Operation Warp Speed: 4 Questions (and Answers) About the COVID-19 Vaccine
Here are four questions about the COVID-19 vaccine, answered by retired Army Lieutenant General Paul Ostrowski of Operation Warp Speed.
Air Date: January 6, 2021
Moderator: Suzanne P. Clark, President and CEO, U.S. Chamber of Commerce
Featured Guests: Lieutenant General Paul A. Ostrowski, Retired, United States Army
With the COVID-19 vaccine being rolled out across the United States, there is optimism that the country could look like its normal self in the near future. Typically, vaccines can take years to research and develop. The current batch of coronavirus vaccines only took a matter of months, making it a miracle of modern medicine. Still, there is some skepticism and questions over the vaccine.
In the spring of 2020, the federal government created Operation Warp Speed to combat the virus. They worked tirelessly since the start of the pandemic to coordinate vaccine development and distribution. Retired Army Lieutenant General Paul Ostrowski has been one of the leads on that process.
To address the concerns regarding the COVID-19 vaccine, he recently spoke with the U.S. Chamber of Commerce Foundation. Here are four questions about the COVID-19 vaccine that Lieutenant General Ostrowski has put to rest.
How is the COVID-19 Vaccine Distributed?
“Once the FDA gives the [verdict] for us to move forward with an emergency use authorization, the first thing that happens is that the production of those vaccines continues,” Ostrowski said. “Once the vaccines are releasable, the 64 jurisdictions have the opportunity to then order those particular vaccines based on a fair and equitable distribution across all 64 jurisdictions.”
After the jurisdictions order their supply of the vaccines, they’re shipped in specialized packaging through UPS and FedEx working through federal contracts. Once they’re delivered, it’s up to local authorities to determine who gets the vaccine and how it’s distributed.
“The States understand their populations [and] know what their priorities are,” Ostrowski said. “The best way to do it [is through] centralized planning and decentralized execution of the actual administration.”

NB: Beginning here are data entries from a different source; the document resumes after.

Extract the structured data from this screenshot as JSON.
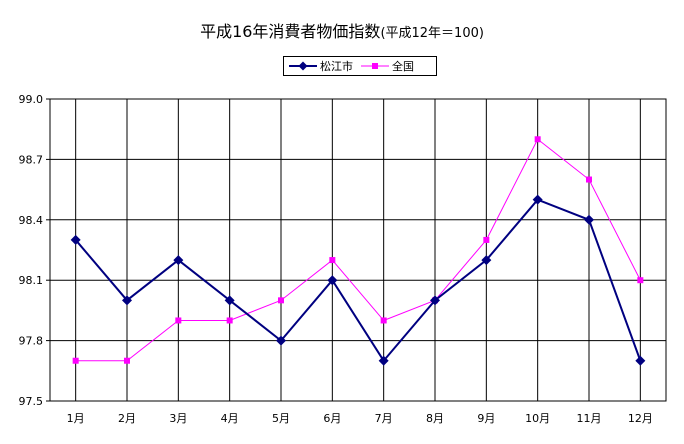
{
  "chart_data": {
    "type": "line",
    "title": "平成16年消費者物価指数",
    "subtitle": "(平成12年＝100)",
    "categories": [
      "1月",
      "2月",
      "3月",
      "4月",
      "5月",
      "6月",
      "7月",
      "8月",
      "9月",
      "10月",
      "11月",
      "12月"
    ],
    "series": [
      {
        "name": "松江市",
        "color": "#000080",
        "marker": "diamond",
        "values": [
          98.3,
          98.0,
          98.2,
          98.0,
          97.8,
          98.1,
          97.7,
          98.0,
          98.2,
          98.5,
          98.4,
          97.7
        ]
      },
      {
        "name": "全国",
        "color": "#FF00FF",
        "marker": "square",
        "values": [
          97.7,
          97.7,
          97.9,
          97.9,
          98.0,
          98.2,
          97.9,
          98.0,
          98.3,
          98.8,
          98.6,
          98.1
        ]
      }
    ],
    "ylim": [
      97.5,
      99.0
    ],
    "yticks": [
      "97.5",
      "97.8",
      "98.1",
      "98.4",
      "98.7",
      "99.0"
    ],
    "grid": true,
    "legend_position": "top-center"
  }
}
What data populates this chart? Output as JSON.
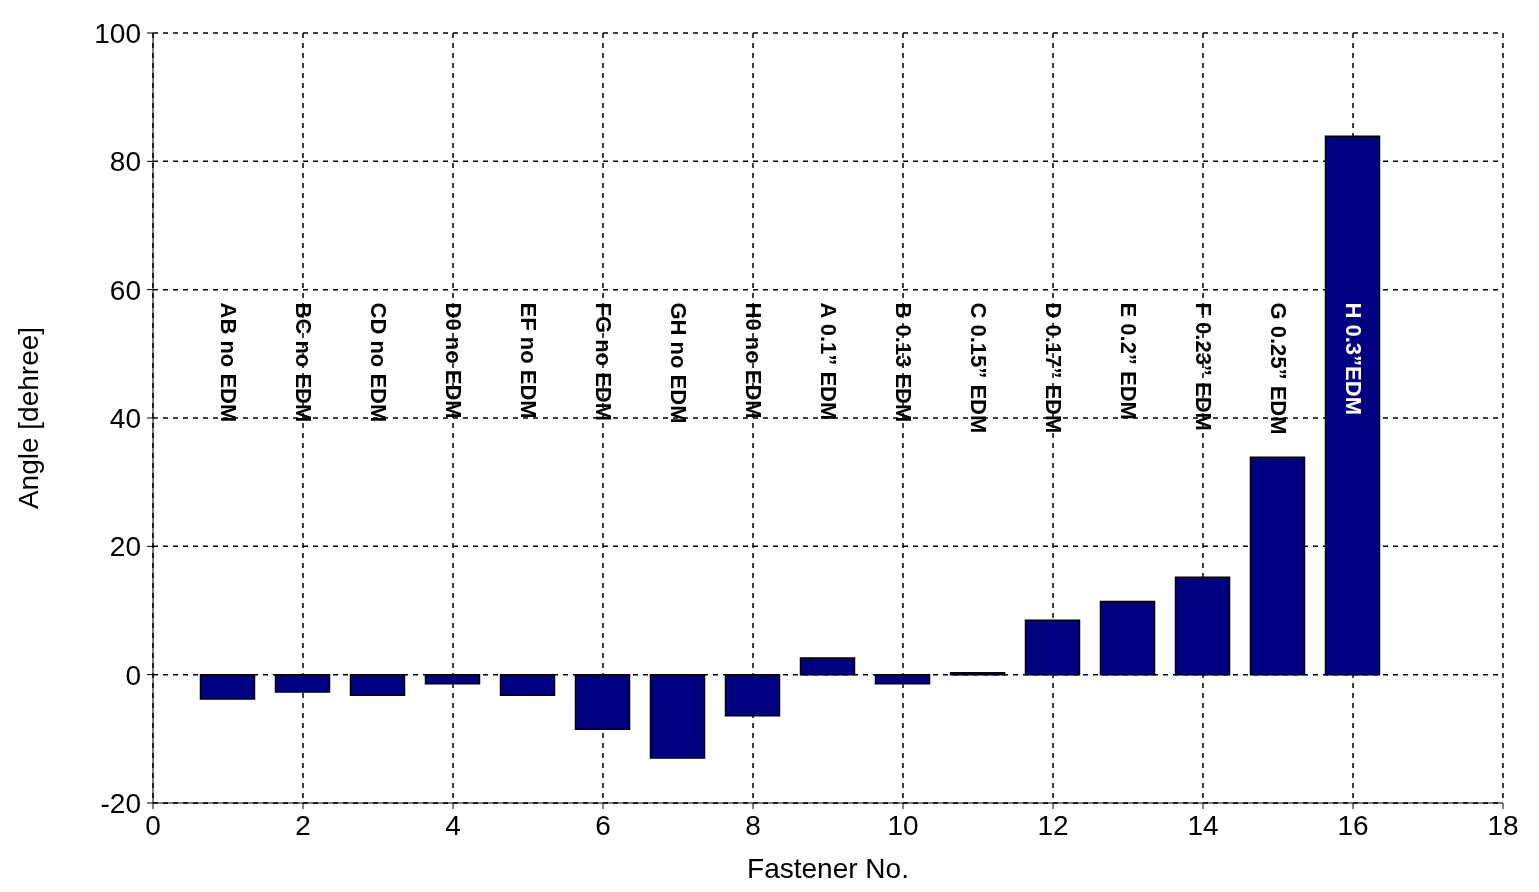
{
  "chart_data": {
    "type": "bar",
    "xlabel": "Fastener No.",
    "ylabel": "Angle [dehree]",
    "x": [
      1,
      2,
      3,
      4,
      5,
      6,
      7,
      8,
      9,
      10,
      11,
      12,
      13,
      14,
      15,
      16
    ],
    "values": [
      -3.8,
      -2.7,
      -3.2,
      -1.4,
      -3.2,
      -8.5,
      -13,
      -6.4,
      2.6,
      -1.4,
      0.3,
      8.5,
      11.4,
      15.2,
      33.9,
      83.9
    ],
    "color": "#000080",
    "xlim": [
      0,
      18
    ],
    "xticks": [
      0,
      2,
      4,
      6,
      8,
      10,
      12,
      14,
      16,
      18
    ],
    "ylim": [
      -20,
      100
    ],
    "yticks": [
      -20,
      0,
      20,
      40,
      60,
      80,
      100
    ],
    "grid": true,
    "annotations": [
      "AB no EDM",
      "BC no EDM",
      "CD no EDM",
      "D0 no EDM",
      "EF no EDM",
      "FG no EDM",
      "GH no EDM",
      "H0 no EDM",
      "A 0.1” EDM",
      "B 0.13 EDM",
      "C 0.15” EDM",
      "D 0.17” EDM",
      "E 0.2” EDM",
      "F 0.23” EDM",
      "G 0.25” EDM",
      "H 0.3”EDM"
    ]
  }
}
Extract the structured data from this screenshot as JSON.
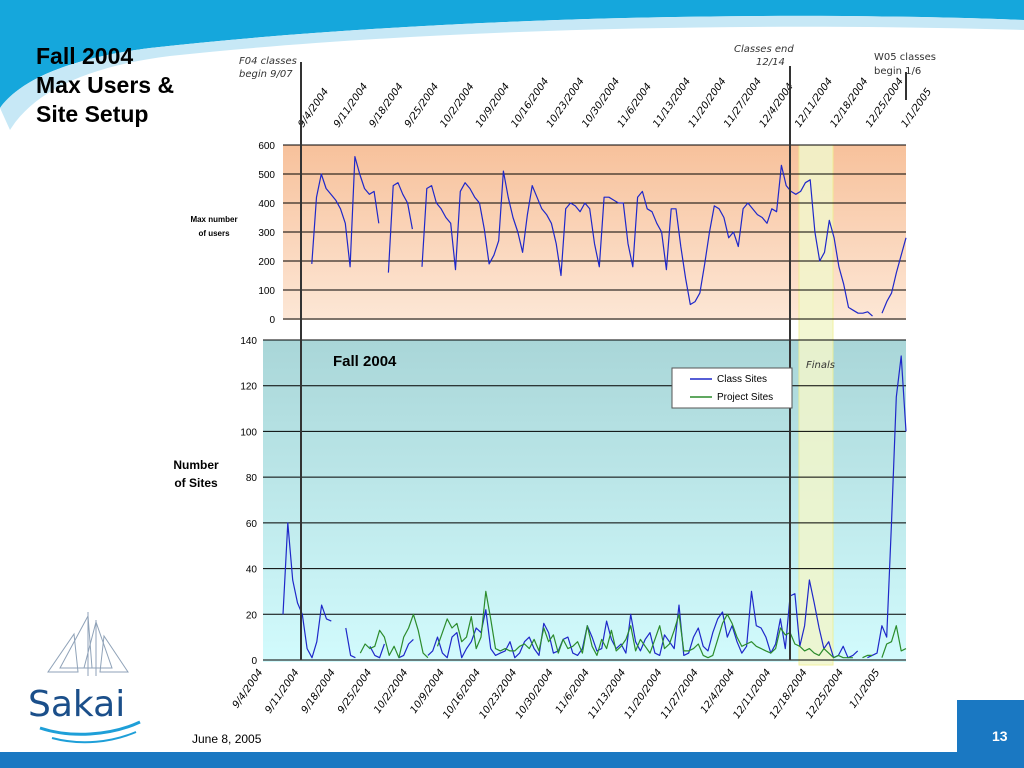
{
  "slide": {
    "title": "Fall 2004\nMax Users &\nSite Setup",
    "footer_date": "June 8, 2005",
    "page_number": "13",
    "logo_text": "Sakai"
  },
  "annotations": {
    "f04": [
      "F04 classes",
      "begin 9/07"
    ],
    "classes_end": [
      "Classes end",
      "12/14"
    ],
    "w05": [
      "W05 classes",
      "begin  1/6"
    ],
    "finals": "Finals"
  },
  "colors": {
    "top_band": "#15a7dc",
    "bottom_band": "#1a78c2",
    "upper_bg_top": "#f7c19b",
    "upper_bg_bottom": "#fde7d6",
    "lower_bg_top": "#a9d6d8",
    "lower_bg_bottom": "#d2fbfd",
    "finals_fill": "#f2f6cc",
    "class_sites": "#1f28c9",
    "project_sites": "#2c8c2c",
    "users_line": "#1f28c9"
  },
  "chart_data": [
    {
      "type": "line",
      "ylabel": "Max number\nof users",
      "ylim": [
        0,
        600
      ],
      "yticks": [
        "0",
        "100",
        "200",
        "300",
        "400",
        "500",
        "600"
      ],
      "x_date_labels": [
        "9/4/2004",
        "9/11/2004",
        "9/18/2004",
        "9/25/2004",
        "10/2/2004",
        "10/9/2004",
        "10/16/2004",
        "10/23/2004",
        "10/30/2004",
        "11/6/2004",
        "11/13/2004",
        "11/20/2004",
        "11/27/2004",
        "12/4/2004",
        "12/11/2004",
        "12/18/2004",
        "12/25/2004",
        "1/1/2005"
      ],
      "x_range_days": [
        0,
        125
      ],
      "grid": true,
      "series": [
        {
          "values": [
            null,
            null,
            null,
            null,
            null,
            null,
            190,
            420,
            500,
            450,
            430,
            410,
            380,
            330,
            180,
            560,
            500,
            450,
            430,
            440,
            330,
            null,
            160,
            460,
            470,
            430,
            400,
            310,
            null,
            180,
            450,
            460,
            400,
            380,
            350,
            330,
            170,
            440,
            470,
            450,
            420,
            400,
            310,
            190,
            220,
            270,
            510,
            420,
            350,
            300,
            230,
            360,
            460,
            420,
            380,
            360,
            330,
            260,
            150,
            380,
            400,
            390,
            370,
            400,
            380,
            260,
            180,
            420,
            420,
            410,
            400,
            400,
            260,
            180,
            420,
            440,
            380,
            370,
            330,
            300,
            170,
            380,
            380,
            250,
            140,
            50,
            60,
            90,
            190,
            300,
            390,
            380,
            350,
            280,
            300,
            250,
            380,
            400,
            380,
            360,
            350,
            330,
            380,
            370,
            530,
            460,
            440,
            430,
            440,
            470,
            480,
            300,
            200,
            230,
            340,
            280,
            180,
            120,
            40,
            30,
            20,
            20,
            25,
            10,
            null,
            20,
            60,
            90,
            160,
            220,
            280
          ]
        }
      ]
    },
    {
      "type": "line",
      "title": "Fall 2004",
      "ylabel": "Number\nof Sites",
      "ylim": [
        0,
        140
      ],
      "yticks": [
        "0",
        "20",
        "40",
        "60",
        "80",
        "100",
        "120",
        "140"
      ],
      "x_date_labels": [
        "9/4/2004",
        "9/11/2004",
        "9/18/2004",
        "9/25/2004",
        "10/2/2004",
        "10/9/2004",
        "10/16/2004",
        "10/23/2004",
        "10/30/2004",
        "11/6/2004",
        "11/13/2004",
        "11/20/2004",
        "11/27/2004",
        "12/4/2004",
        "12/11/2004",
        "12/18/2004",
        "12/25/2004",
        "1/1/2005"
      ],
      "x_range_days": [
        0,
        125
      ],
      "grid": true,
      "legend": "top-right",
      "series": [
        {
          "name": "Class Sites",
          "values": [
            20,
            60,
            35,
            25,
            20,
            5,
            1,
            8,
            24,
            18,
            17,
            null,
            null,
            14,
            2,
            1,
            null,
            null,
            6,
            2,
            1,
            7,
            null,
            null,
            1,
            2,
            7,
            9,
            null,
            null,
            2,
            4,
            10,
            3,
            1,
            10,
            12,
            1,
            5,
            8,
            14,
            12,
            22,
            5,
            2,
            3,
            4,
            8,
            1,
            3,
            8,
            10,
            5,
            2,
            16,
            12,
            3,
            4,
            9,
            10,
            3,
            2,
            5,
            15,
            10,
            4,
            5,
            17,
            9,
            5,
            7,
            3,
            20,
            8,
            4,
            9,
            12,
            3,
            2,
            11,
            8,
            5,
            24,
            2,
            3,
            10,
            14,
            6,
            4,
            12,
            18,
            21,
            10,
            15,
            8,
            3,
            6,
            30,
            15,
            14,
            10,
            3,
            7,
            18,
            5,
            28,
            29,
            6,
            15,
            35,
            25,
            14,
            5,
            8,
            1,
            2,
            6,
            1,
            2,
            4,
            null,
            1,
            2,
            3,
            15,
            10,
            60,
            115,
            133,
            100
          ]
        },
        {
          "name": "Project Sites",
          "values": [
            null,
            null,
            null,
            null,
            null,
            null,
            null,
            null,
            null,
            null,
            null,
            null,
            null,
            null,
            null,
            null,
            3,
            7,
            5,
            6,
            13,
            10,
            2,
            6,
            1,
            10,
            14,
            20,
            13,
            3,
            1,
            null,
            6,
            12,
            18,
            14,
            16,
            8,
            10,
            19,
            5,
            10,
            30,
            18,
            5,
            4,
            5,
            4,
            4,
            6,
            7,
            5,
            9,
            4,
            14,
            8,
            11,
            3,
            9,
            5,
            6,
            8,
            3,
            15,
            6,
            2,
            9,
            5,
            13,
            4,
            6,
            9,
            15,
            4,
            9,
            6,
            3,
            9,
            15,
            5,
            7,
            13,
            20,
            4,
            4,
            5,
            7,
            2,
            1,
            2,
            9,
            16,
            20,
            16,
            10,
            6,
            7,
            8,
            6,
            5,
            4,
            3,
            5,
            14,
            11,
            12,
            7,
            6,
            4,
            5,
            3,
            2,
            5,
            3,
            1,
            2,
            1,
            1,
            1,
            null,
            1,
            2,
            2,
            null,
            1,
            7,
            8,
            15,
            4,
            5
          ]
        }
      ]
    }
  ]
}
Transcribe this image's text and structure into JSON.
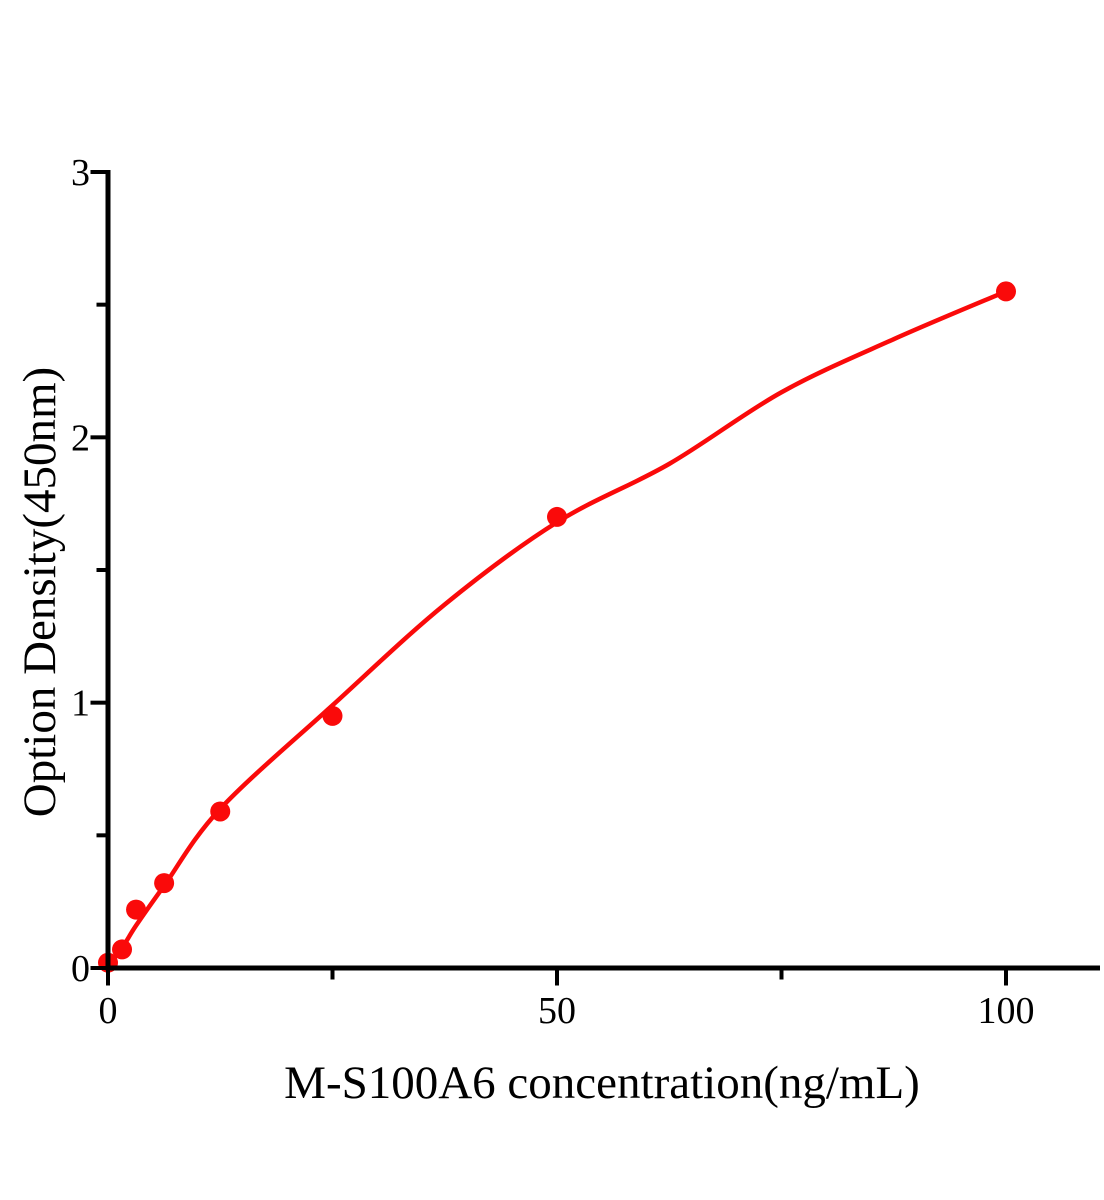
{
  "chart_data": {
    "type": "scatter",
    "title": "",
    "xlabel": "M-S100A6 concentration(ng/mL)",
    "ylabel": "Option Density(450nm)",
    "x": [
      0,
      1.5625,
      3.125,
      6.25,
      12.5,
      25,
      50,
      100
    ],
    "y": [
      0.02,
      0.07,
      0.22,
      0.32,
      0.59,
      0.95,
      1.7,
      2.55
    ],
    "fit_curve": [
      [
        0,
        0.01
      ],
      [
        1.5625,
        0.075
      ],
      [
        3.125,
        0.16
      ],
      [
        6.25,
        0.31
      ],
      [
        12.5,
        0.6
      ],
      [
        25,
        0.99
      ],
      [
        37.5,
        1.37
      ],
      [
        50,
        1.68
      ],
      [
        62.5,
        1.9
      ],
      [
        75,
        2.17
      ],
      [
        87.5,
        2.37
      ],
      [
        100,
        2.55
      ]
    ],
    "xlim": [
      0,
      110.5
    ],
    "ylim": [
      0,
      3
    ],
    "x_major_ticks": [
      0,
      50,
      100
    ],
    "x_tick_labels": [
      "0",
      "50",
      "100"
    ],
    "x_minor_ticks": [
      25,
      75
    ],
    "y_major_ticks": [
      0,
      1,
      2,
      3
    ],
    "y_tick_labels": [
      "0",
      "1",
      "2",
      "3"
    ],
    "y_minor_ticks": [
      0.5,
      1.5,
      2.5
    ],
    "grid": false,
    "legend": "none",
    "marker": "circle",
    "marker_radius_px": 10,
    "point_color": "#fa0a0a",
    "curve_color": "#fa0a0a",
    "axis_color": "#000000",
    "background_color": "#ffffff"
  }
}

Can I Trust the COVID-19 Vaccine?
Ostrowski noted that the U.S. has many leading scientists and pharmaceutical companies in the world, which is reassuring when deciding whether the vaccine is safe and effective.
In terms of the extensive clinical trials for the COVID vaccine, “[We’ve had] 30,000 participants or more per clinical trial, each of which got either the placebo or the actual vaccine … We've got the science that backed it,” Ostrowski added. “Fifteen years’ worth of science and research, if not more, went into these vaccines that we’re in a process of manufacturing today."
When Will the General Public Be Able to Get Vaccinated for COVID-19?
“Working with the advisory committee on immunization practices, we've got the groups,” said Ostrowski. “[1A is] healthcare workers and long-term health care facilities and skilled nursing facilities. The next group is [1B], which are essential workers along with the elderly 75 and older.”
“[As far as] the rest of America, I can anticipate that being at the latter part of March [or] early April when we particularly bring those particular groups in, because we still have a little bit more of group one to go,” he added.
When Will the United States Reach Herd Immunity from COVID-19?
In order to truly return the country to normal, people need to reach a herd immunity to COVID-19. However, this will take time — especially if people are unwilling to be vaccinated.
“Dr. Fucci says somewhere between 70% to 80% of Americans … [must] either [get] a vaccine or [get] the actual disease itself in order for us to be able to reach that herd immunity piece,” said Ostrowski.
“Our intent is to ensure that we vaccinate everyone, even those [who] have already had COVID … because we just don't have any idea whether or not COVID could be [recurring], whether we are going to need yearly boosters and those kinds of things.”